Large language model (LLM) agents increasingly rely on external memory to support long-horizon interaction, personalized assistance, and multi-step reasoning. However, existing memory systems still face three core challenges: they often rely too heavily on semantic similarity, which can miss evidence crucial for user-centric understanding; they frequently store related experiences as isolated fragments, weakening temporal and causal coherence; and they typically use static memory granularities that do not adapt well to the requirements of different questions. We propose AdaMem, an adaptive user-centric memory framework for long-horizon dialogue agents. AdaMem organizes dialogue history into working, episodic, persona, and graph memories, enabling the system to preserve recent context, structured long-term experiences, stable user traits, and relation-aware connections within a unified framework. At inference time, AdaMem first resolves the target participant, then builds a question-conditioned retrieval route that combines semantic retrieval with relation-aware graph expansion only when needed, and finally produces the answer through a role-specialized pipeline for evidence synthesis and response generation.

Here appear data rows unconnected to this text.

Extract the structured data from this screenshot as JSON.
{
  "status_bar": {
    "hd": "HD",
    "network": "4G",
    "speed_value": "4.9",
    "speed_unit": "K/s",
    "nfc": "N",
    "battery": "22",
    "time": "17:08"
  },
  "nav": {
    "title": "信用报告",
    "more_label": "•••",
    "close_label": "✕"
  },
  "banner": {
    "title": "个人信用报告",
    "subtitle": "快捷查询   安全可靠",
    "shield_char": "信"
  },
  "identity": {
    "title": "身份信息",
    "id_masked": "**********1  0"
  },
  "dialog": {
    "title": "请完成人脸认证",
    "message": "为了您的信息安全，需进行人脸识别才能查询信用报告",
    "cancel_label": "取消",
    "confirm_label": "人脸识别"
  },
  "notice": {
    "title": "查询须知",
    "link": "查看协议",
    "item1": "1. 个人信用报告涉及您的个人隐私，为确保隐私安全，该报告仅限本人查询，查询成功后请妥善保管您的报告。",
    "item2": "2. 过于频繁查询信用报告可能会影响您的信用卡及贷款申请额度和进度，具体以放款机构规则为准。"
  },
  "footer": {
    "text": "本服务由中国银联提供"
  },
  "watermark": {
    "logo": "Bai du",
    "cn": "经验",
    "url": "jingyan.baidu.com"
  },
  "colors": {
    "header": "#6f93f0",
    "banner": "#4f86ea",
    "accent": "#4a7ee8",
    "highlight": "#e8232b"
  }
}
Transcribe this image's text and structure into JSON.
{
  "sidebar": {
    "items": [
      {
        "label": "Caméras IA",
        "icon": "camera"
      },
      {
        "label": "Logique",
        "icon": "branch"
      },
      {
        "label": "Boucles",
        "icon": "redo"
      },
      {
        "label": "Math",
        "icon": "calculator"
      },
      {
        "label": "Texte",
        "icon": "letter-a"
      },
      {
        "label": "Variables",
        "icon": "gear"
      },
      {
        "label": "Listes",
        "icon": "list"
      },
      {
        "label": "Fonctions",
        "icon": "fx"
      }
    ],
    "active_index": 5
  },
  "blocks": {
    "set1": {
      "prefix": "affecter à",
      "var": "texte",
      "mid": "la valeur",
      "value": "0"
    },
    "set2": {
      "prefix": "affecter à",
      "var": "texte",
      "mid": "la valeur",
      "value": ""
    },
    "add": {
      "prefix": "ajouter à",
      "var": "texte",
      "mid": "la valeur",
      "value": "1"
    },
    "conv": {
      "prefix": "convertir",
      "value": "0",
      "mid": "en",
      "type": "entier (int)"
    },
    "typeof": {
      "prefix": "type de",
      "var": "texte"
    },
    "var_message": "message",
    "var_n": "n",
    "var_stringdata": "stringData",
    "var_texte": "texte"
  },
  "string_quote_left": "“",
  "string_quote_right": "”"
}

We evaluate AdaMem on the LoCoMo and PERSONAMEM benchmarks for long-horizon reasoning and user modeling. Experimental results show that AdaMem achieves state-of-the-art performance on both benchmarks. The code will be released upon acceptance.
翻译:[translated abstract in Chinese]
大语言模型(LLM)代理日益依赖外部记忆来支持长期交互、个性化辅助和多步推理。然而,现有记忆系统仍面临三个核心挑战:它们往往过度依赖语义相似性,从而可能遗漏对理解用户至关重要的证据;它们常将相关经历存储为孤立的片段,削弱了时间与因果连贯性;此外,它们通常采用静态记忆粒度,难以适应不同问题的需求。我们提出AdaMem——一种用于长期对话代理的自适应以用户为中心的记忆框架。AdaMem将对话历史组织为工作记忆、情景记忆、人物记忆和图记忆,使系统能在统一框架中保留近期上下文、结构化长期经历、稳定用户特征以及关系感知连接。在推理时,AdaMem首先解析目标参与者,然后构建基于问题的检索路径——该路径仅在必要时结合语义检索与关系感知图扩展——最终通过面向角色的流水线进行证据合成并生成答案。我们在LoCoMo和PERSONAMEM基准上评估AdaMem在长期推理与用户建模中的表现。实验结果表明,AdaMem在两个基准上均取得最先进水平。相关代码将在论文接收后公开。